CKBA-FM
- Athabasca, Alberta; Canada;
- Broadcast area: Athabasca
- Frequency: 94.1 MHz
- Branding: Boom 94.1

Programming
- Format: Classic hits

Ownership
- Owner: Stingray Group; (3937844 Canada Inc.);

History
- First air date: August 1, 1989
- Former frequencies: 850 kHz

Technical information
- Class: B1
- ERP: 9,000 watts
- HAAT: 54 metres (177 ft)

Links
- Website: boom941.com

= CKBA-FM =

Radio station in Athabasca, Alberta

CKBA-FM is a Canadian radio station broadcasting at 94.1 FM in Athabasca, Alberta with a classic hits format branded as Boom 94.1. The station is owned by Stingray Group.

==History==
CKBA was granted a broadcast license for 850 kHz in 1988. CKBA began broadcasting on August 1, 1989. At that time, CKBA's license was to provide 24 hours of local programming per week, including 2 hours and 18 minutes of local news. The rest of the programming was re-broadcast from CFOK in Westlock. At the point the station was known only by its call letters, CKBA.

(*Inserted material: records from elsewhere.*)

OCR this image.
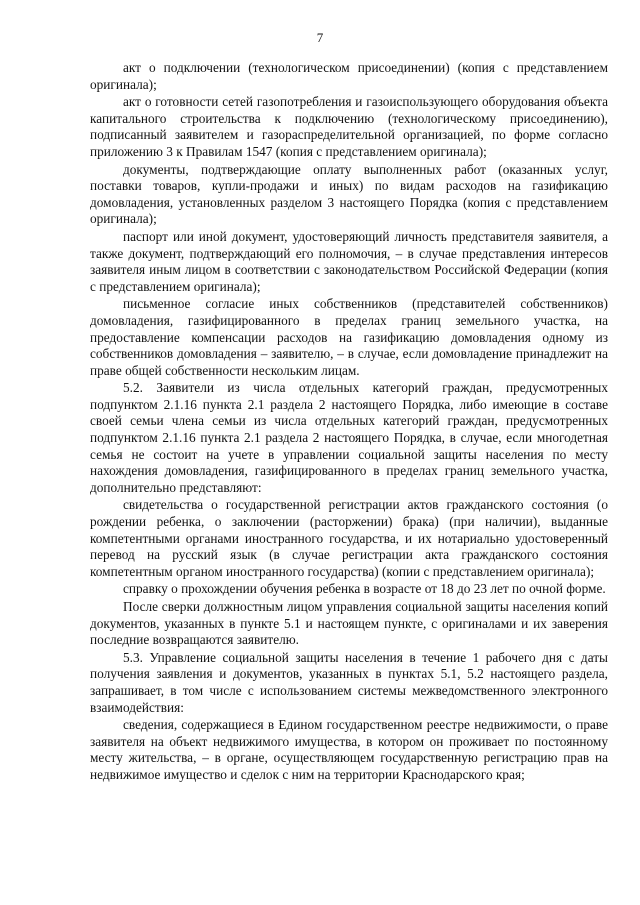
7

акт о подключении (технологическом присоединении) (копия с представлением оригинала);

акт о готовности сетей газопотребления и газоиспользующего оборудования объекта капитального строительства к подключению (технологическому присоединению), подписанный заявителем и газораспределительной организацией, по форме согласно приложению 3 к Правилам 1547 (копия с представлением оригинала);

документы, подтверждающие оплату выполненных работ (оказанных услуг, поставки товаров, купли-продажи и иных) по видам расходов на газификацию домовладения, установленных разделом 3 настоящего Порядка (копия с представлением оригинала);

паспорт или иной документ, удостоверяющий личность представителя заявителя, а также документ, подтверждающий его полномочия, – в случае представления интересов заявителя иным лицом в соответствии с законодательством Российской Федерации (копия с представлением оригинала);

письменное согласие иных собственников (представителей собственников) домовладения, газифицированного в пределах границ земельного участка, на предоставление компенсации расходов на газификацию домовладения одному из собственников домовладения – заявителю, – в случае, если домовладение принадлежит на праве общей собственности нескольким лицам.

5.2. Заявители из числа отдельных категорий граждан, предусмотренных подпунктом 2.1.16 пункта 2.1 раздела 2 настоящего Порядка, либо имеющие в составе своей семьи члена семьи из числа отдельных категорий граждан, предусмотренных подпунктом 2.1.16 пункта 2.1 раздела 2 настоящего Порядка, в случае, если многодетная семья не состоит на учете в управлении социальной защиты населения по месту нахождения домовладения, газифицированного в пределах границ земельного участка, дополнительно представляют:

свидетельства о государственной регистрации актов гражданского состояния (о рождении ребенка, о заключении (расторжении) брака) (при наличии), выданные компетентными органами иностранного государства, и их нотариально удостоверенный перевод на русский язык (в случае регистрации акта гражданского состояния компетентным органом иностранного государства) (копии с представлением оригинала);

справку о прохождении обучения ребенка в возрасте от 18 до 23 лет по очной форме.

После сверки должностным лицом управления социальной защиты населения копий документов, указанных в пункте 5.1 и настоящем пункте, с оригиналами и их заверения последние возвращаются заявителю.

5.3. Управление социальной защиты населения в течение 1 рабочего дня с даты получения заявления и документов, указанных в пунктах 5.1, 5.2 настоящего раздела, запрашивает, в том числе с использованием системы межведомственного электронного взаимодействия:

сведения, содержащиеся в Едином государственном реестре недвижимости, о праве заявителя на объект недвижимого имущества, в котором он проживает по постоянному месту жительства, – в органе, осуществляющем государственную регистрацию прав на недвижимое имущество и сделок с ним на территории Краснодарского края;
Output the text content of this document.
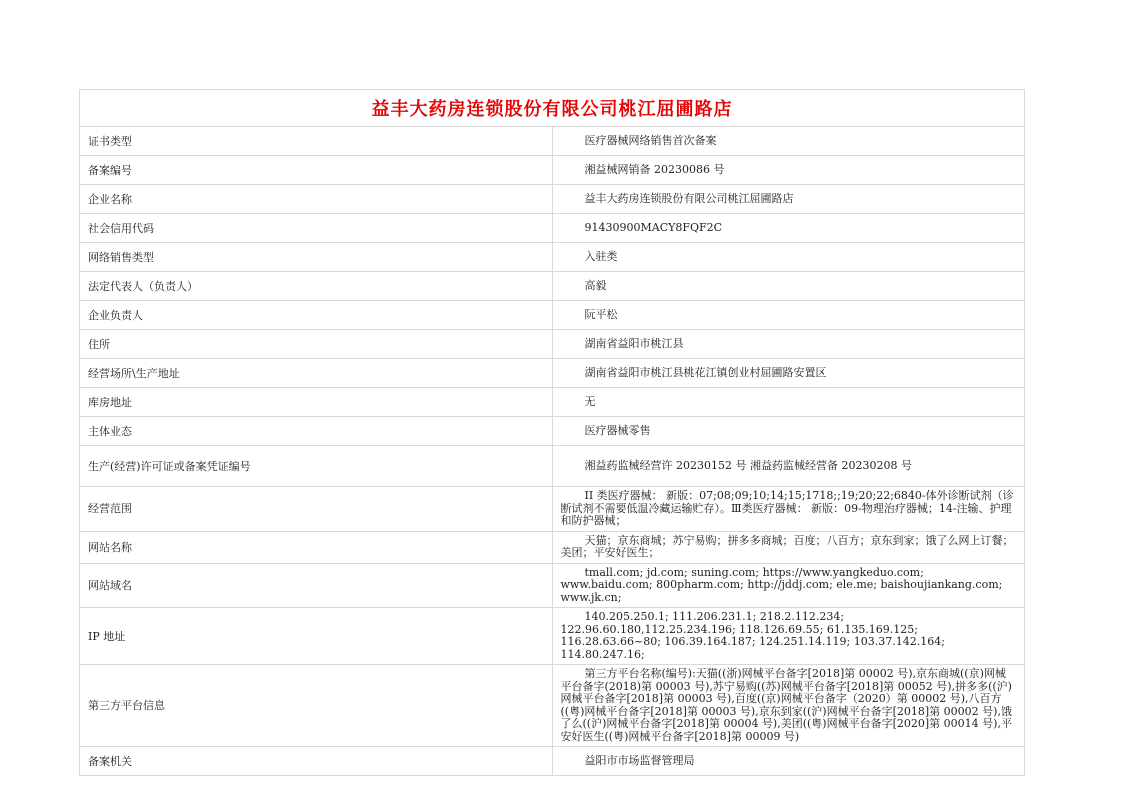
益丰大药房连锁股份有限公司桃江屈圃路店	
证书类型	医疗器械网络销售首次备案
备案编号	湘益械网销备 20230086 号
企业名称	益丰大药房连锁股份有限公司桃江屈圃路店
社会信用代码	91430900MACY8FQF2C
网络销售类型	入驻类
法定代表人（负责人）	高毅
企业负责人	阮平松
住所	湖南省益阳市桃江县
经营场所\生产地址	湖南省益阳市桃江县桃花江镇创业村屈圃路安置区
库房地址	无
主体业态	医疗器械零售
生产(经营)许可证或备案凭证编号	湘益药监械经营许 20230152 号 湘益药监械经营备 20230208 号
经营范围	II 类医疗器械： 新版：07;08;09;10;14;15;1718;;19;20;22;6840-体外诊断试剂（诊断试剂不需要低温冷藏运输贮存）。Ⅲ类医疗器械： 新版：09-物理治疗器械；14-注输、护理和防护器械；
网站名称	天猫；京东商城；苏宁易购；拼多多商城；百度；八百方；京东到家；饿了么网上订餐；美团；平安好医生；
网站域名	tmall.com; jd.com; suning.com; https://www.yangkeduo.com; www.baidu.com; 800pharm.com; http://jddj.com; ele.me; baishoujiankang.com; www.jk.cn;
IP 地址	140.205.250.1; 111.206.231.1; 218.2.112.234; 122.96.60.180,112.25.234.196; 118.126.69.55; 61.135.169.125; 116.28.63.66~80; 106.39.164.187; 124.251.14.119; 103.37.142.164; 114.80.247.16;
第三方平台信息	第三方平台名称(编号):天猫((浙)网械平台备字[2018]第 00002 号),京东商城((京)网械平台备字(2018)第 00003 号),苏宁易购((苏)网械平台备字[2018]第 00052 号),拼多多((沪)网械平台备字[2018]第 00003 号),百度((京)网械平台备字（2020）第 00002 号),八百方((粤)网械平台备字[2018]第 00003 号),京东到家((沪)网械平台备字[2018]第 00002 号),饿了么((沪)网械平台备字[2018]第 00004 号),美团((粤)网械平台备字[2020]第 00014 号),平安好医生((粤)网械平台备字[2018]第 00009 号)
备案机关	益阳市市场监督管理局
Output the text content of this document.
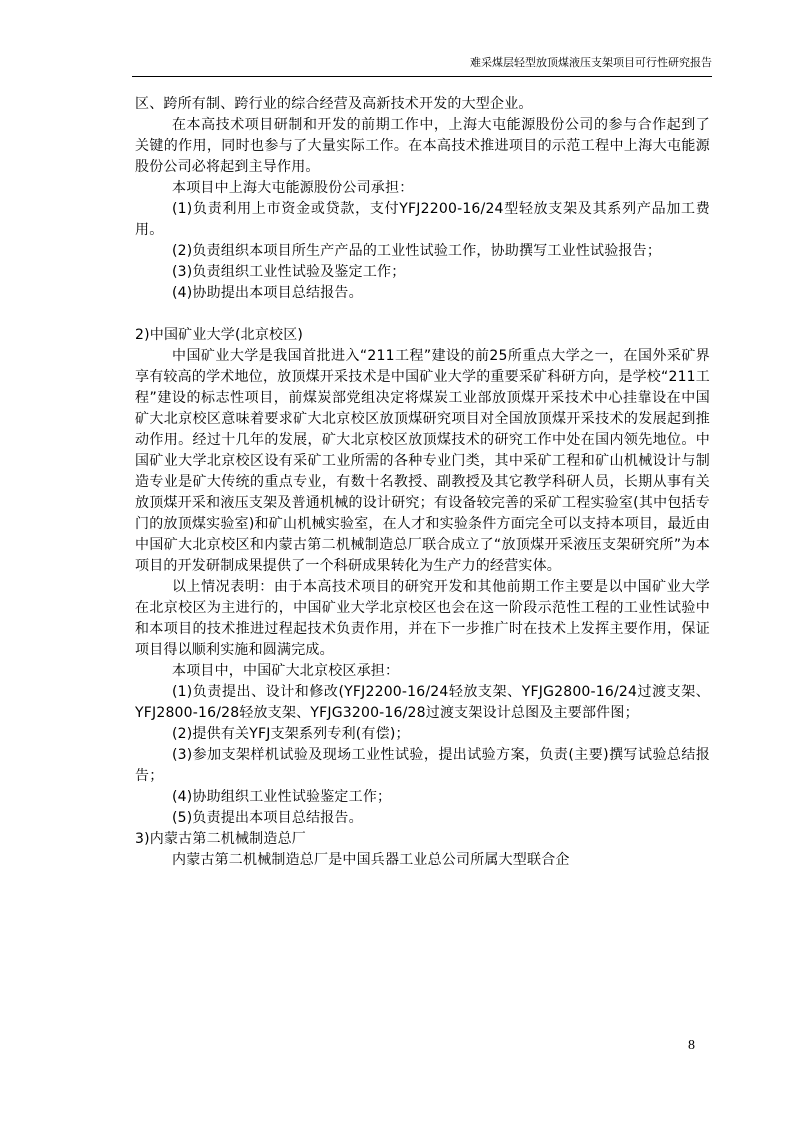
难采煤层轻型放顶煤液压支架项目可行性研究报告

区、跨所有制、跨行业的综合经营及高新技术开发的大型企业。

在本高技术项目研制和开发的前期工作中，上海大屯能源股份公司的参与合作起到了关键的作用，同时也参与了大量实际工作。在本高技术推进项目的示范工程中上海大屯能源股份公司必将起到主导作用。

本项目中上海大屯能源股份公司承担：

(1)负责利用上市资金或贷款，支付YFJ2200-16/24型轻放支架及其系列产品加工费用。

(2)负责组织本项目所生产产品的工业性试验工作，协助撰写工业性试验报告；

(3)负责组织工业性试验及鉴定工作；

(4)协助提出本项目总结报告。

2)中国矿业大学(北京校区)

中国矿业大学是我国首批进入“211工程”建设的前25所重点大学之一，在国外采矿界享有较高的学术地位，放顶煤开采技术是中国矿业大学的重要采矿科研方向，是学校“211工程”建设的标志性项目，前煤炭部党组决定将煤炭工业部放顶煤开采技术中心挂靠设在中国矿大北京校区意味着要求矿大北京校区放顶煤研究项目对全国放顶煤开采技术的发展起到推动作用。经过十几年的发展，矿大北京校区放顶煤技术的研究工作中处在国内领先地位。中国矿业大学北京校区设有采矿工业所需的各种专业门类，其中采矿工程和矿山机械设计与制造专业是矿大传统的重点专业，有数十名教授、副教授及其它教学科研人员，长期从事有关放顶煤开采和液压支架及普通机械的设计研究；有设备较完善的采矿工程实验室(其中包括专门的放顶煤实验室)和矿山机械实验室，在人才和实验条件方面完全可以支持本项目，最近由中国矿大北京校区和内蒙古第二机械制造总厂联合成立了“放顶煤开采液压支架研究所”为本项目的开发研制成果提供了一个科研成果转化为生产力的经营实体。

以上情况表明：由于本高技术项目的研究开发和其他前期工作主要是以中国矿业大学在北京校区为主进行的，中国矿业大学北京校区也会在这一阶段示范性工程的工业性试验中和本项目的技术推进过程起技术负责作用，并在下一步推广时在技术上发挥主要作用，保证项目得以顺利实施和圆满完成。

本项目中，中国矿大北京校区承担：

(1)负责提出、设计和修改(YFJ2200-16/24轻放支架、YFJG2800-16/24过渡支架、YFJ2800-16/28轻放支架、YFJG3200-16/28过渡支架设计总图及主要部件图；

(2)提供有关YFJ支架系列专利(有偿)；

(3)参加支架样机试验及现场工业性试验，提出试验方案，负责(主要)撰写试验总结报告；

(4)协助组织工业性试验鉴定工作；

(5)负责提出本项目总结报告。

3)内蒙古第二机械制造总厂

内蒙古第二机械制造总厂是中国兵器工业总公司所属大型联合企

8
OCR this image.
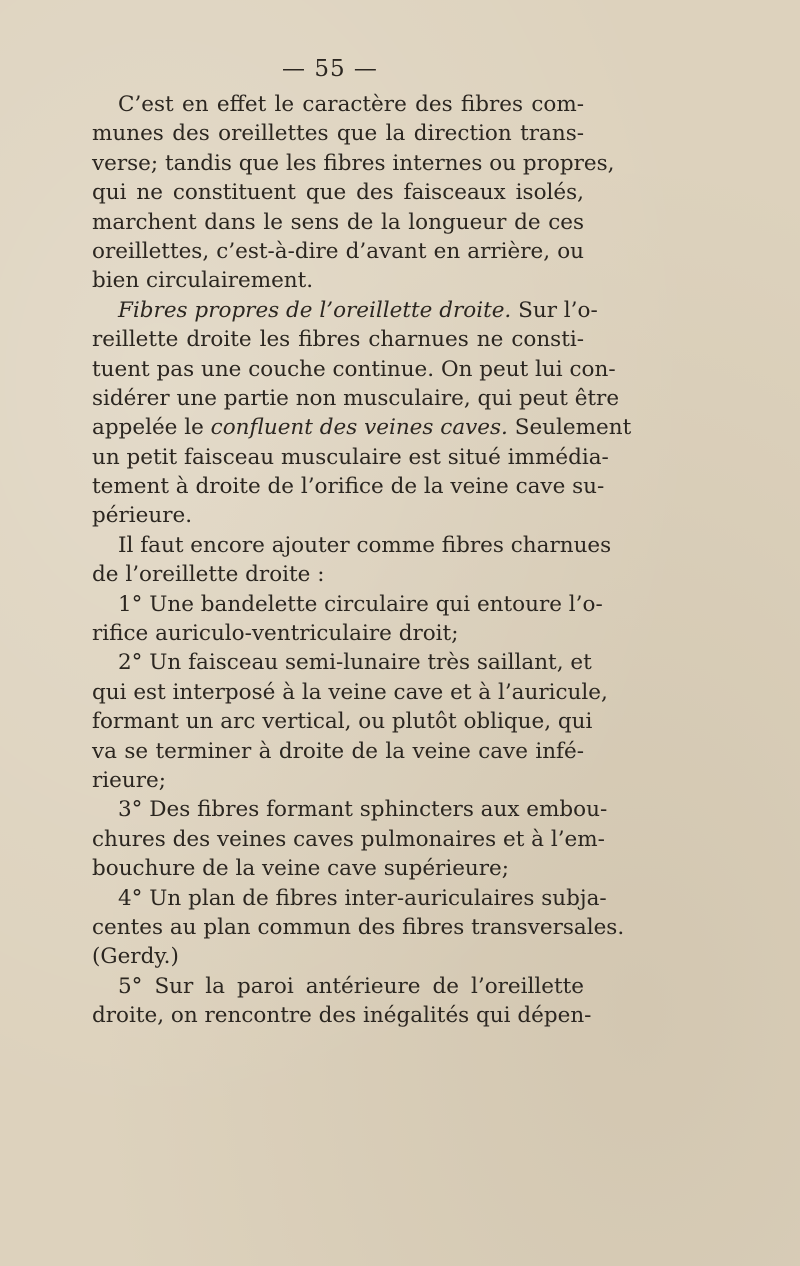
— 55 —
C’est en effet le caractère des fibres com-
munes des oreillettes que la direction trans-
verse; tandis que les fibres internes ou propres,
qui ne constituent que des faisceaux isolés,
marchent dans le sens de la longueur de ces
oreillettes, c’est-à-dire d’avant en arrière, ou
bien circulairement.
Fibres propres de l’oreillette droite. Sur l’o-
reillette droite les fibres charnues ne consti-
tuent pas une couche continue. On peut lui con-
sidérer une partie non musculaire, qui peut être
appelée le confluent des veines caves. Seulement
un petit faisceau musculaire est situé immédia-
tement à droite de l’orifice de la veine cave su-
périeure.
Il faut encore ajouter comme fibres charnues
de l’oreillette droite :
1° Une bandelette circulaire qui entoure l’o-
rifice auriculo-ventriculaire droit;
2° Un faisceau semi-lunaire très saillant, et
qui est interposé à la veine cave et à l’auricule,
formant un arc vertical, ou plutôt oblique, qui
va se terminer à droite de la veine cave infé-
rieure;
3° Des fibres formant sphincters aux embou-
chures des veines caves pulmonaires et à l’em-
bouchure de la veine cave supérieure;
4° Un plan de fibres inter-auriculaires subja-
centes au plan commun des fibres transversales.
(Gerdy.)
5° Sur la paroi antérieure de l’oreillette
droite, on rencontre des inégalités qui dépen-
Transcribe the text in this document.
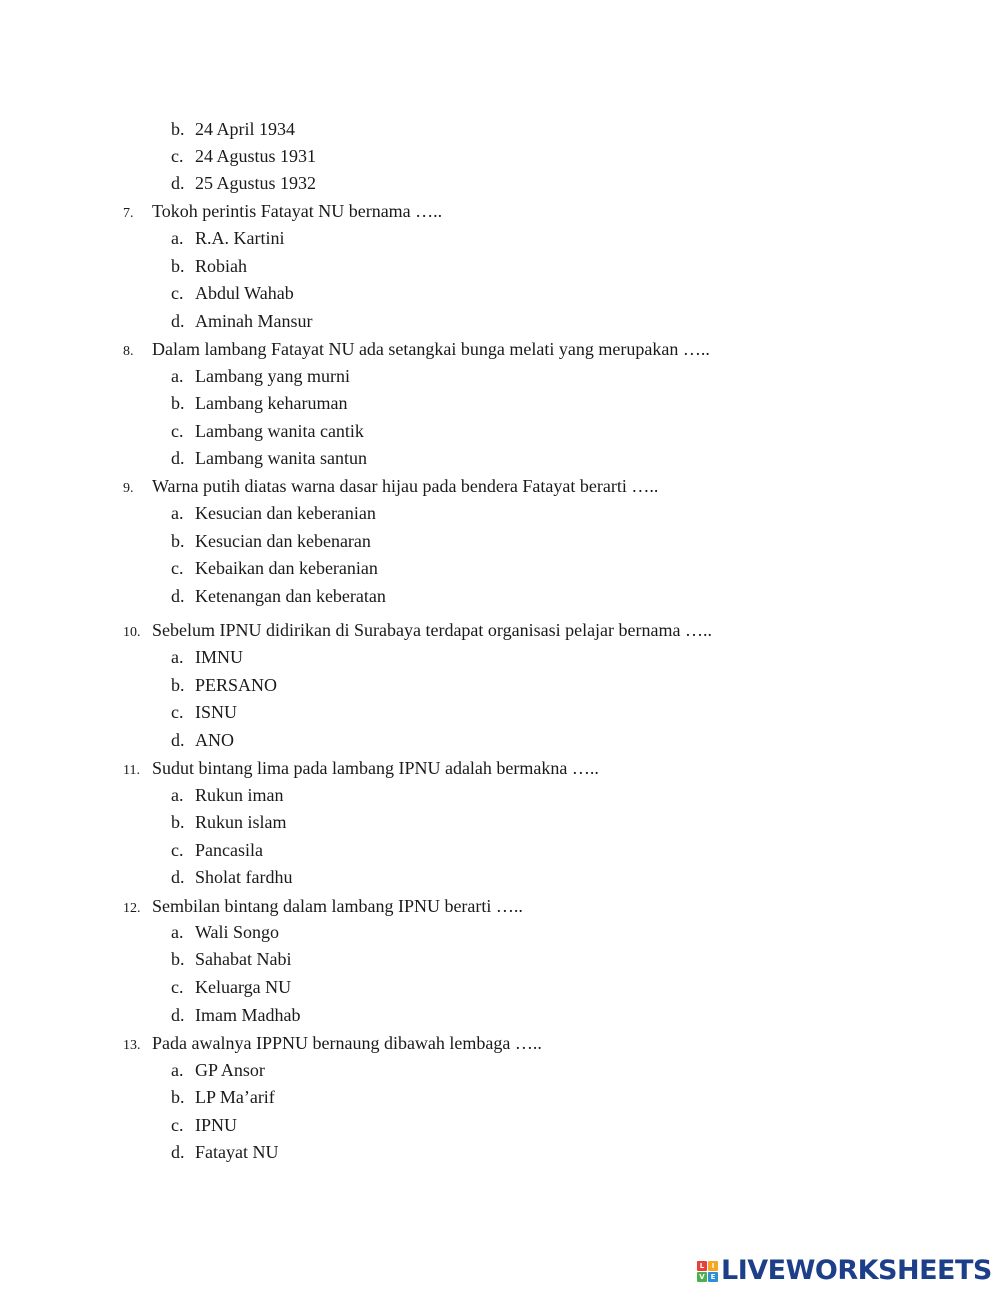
b. 24 April 1934
c. 24 Agustus 1931
d. 25 Agustus 1932
7. Tokoh perintis Fatayat NU bernama …..
a. R.A. Kartini
b. Robiah
c. Abdul Wahab
d. Aminah Mansur
8. Dalam lambang Fatayat NU ada setangkai bunga melati yang merupakan …..
a. Lambang yang murni
b. Lambang keharuman
c. Lambang wanita cantik
d. Lambang wanita santun
9. Warna putih diatas warna dasar hijau pada bendera Fatayat berarti …..
a. Kesucian dan keberanian
b. Kesucian dan kebenaran
c. Kebaikan dan keberanian
d. Ketenangan dan keberatan
10. Sebelum IPNU didirikan di Surabaya terdapat organisasi pelajar bernama …..
a. IMNU
b. PERSANO
c. ISNU
d. ANO
11. Sudut bintang lima pada lambang IPNU adalah bermakna …..
a. Rukun iman
b. Rukun islam
c. Pancasila
d. Sholat fardhu
12. Sembilan bintang dalam lambang IPNU berarti …..
a. Wali Songo
b. Sahabat Nabi
c. Keluarga NU
d. Imam Madhab
13. Pada awalnya IPPNU bernaung dibawah lembaga …..
a. GP Ansor
b. LP Ma’arif
c. IPNU
d. Fatayat NU
L	I
V E LIVEWORKSHEETS
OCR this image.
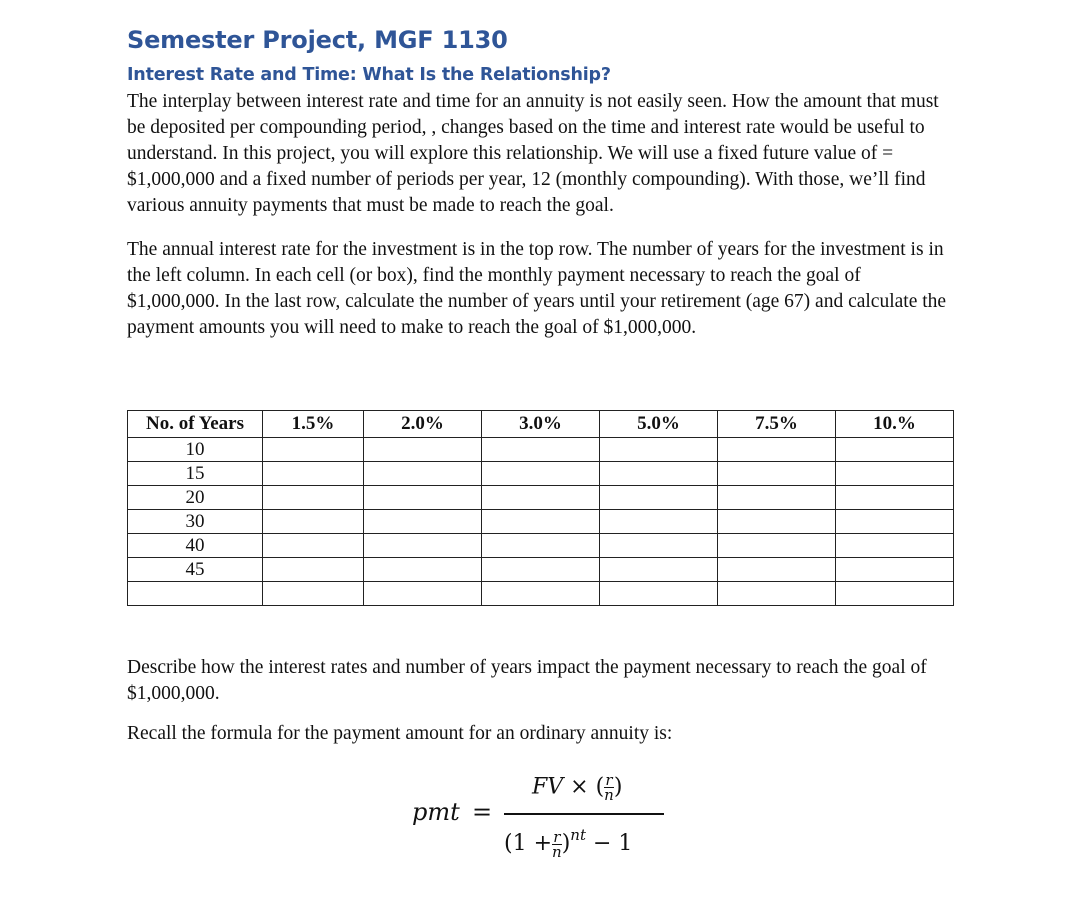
Semester Project, MGF 1130
Interest Rate and Time: What Is the Relationship?

The interplay between interest rate and time for an annuity is not easily seen. How the amount that must be deposited per compounding period, , changes based on the time and interest rate would be useful to understand. In this project, you will explore this relationship. We will use a fixed future value of = $1,000,000 and a fixed number of periods per year, 12 (monthly compounding). With those, we’ll find various annuity payments that must be made to reach the goal.

The annual interest rate for the investment is in the top row. The number of years for the investment is in the left column. In each cell (or box), find the monthly payment necessary to reach the goal of $1,000,000. In the last row, calculate the number of years until your retirement (age 67) and calculate the payment amounts you will need to make to reach the goal of $1,000,000.

No. of Years	1.5%	2.0%	3.0%	5.0%	7.5%	10.%
10						
15						
20						
30						
40						
45						

Describe how the interest rates and number of years impact the payment necessary to reach the goal of $1,000,000.

Recall the formula for the payment amount for an ordinary annuity is:

pmt =
FV × ($\frac{r}{n}$ )
$(1 +\frac{r}{n} )^{nt} - 1$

In 2002, CKBA was acquired by Newcap Broadcasting, and became part of Newcap's "Cat Country" radio network. The station's name was changed to 850 CKBA Cat Country. On September 29, 2006, CKBA changed formats from country to classic hits. Along with the format change came a new name, 850 The Fox.

===Switch to FM===
On December 23, 2008, CKBA received CRTC approval to convert to 94.1 MHz. The FM transmitter began broadcasting on July 14, 2009. On August 17, 2009, CKBA made the flip to its current frequency. The station was rebranded as 94.1 The River retaining the classic hits format.

Athabasca's old 850 AM transmitter was shut down on September 17, 2009.

On July 7, 2017, the station changed its branding to Boom 94.1.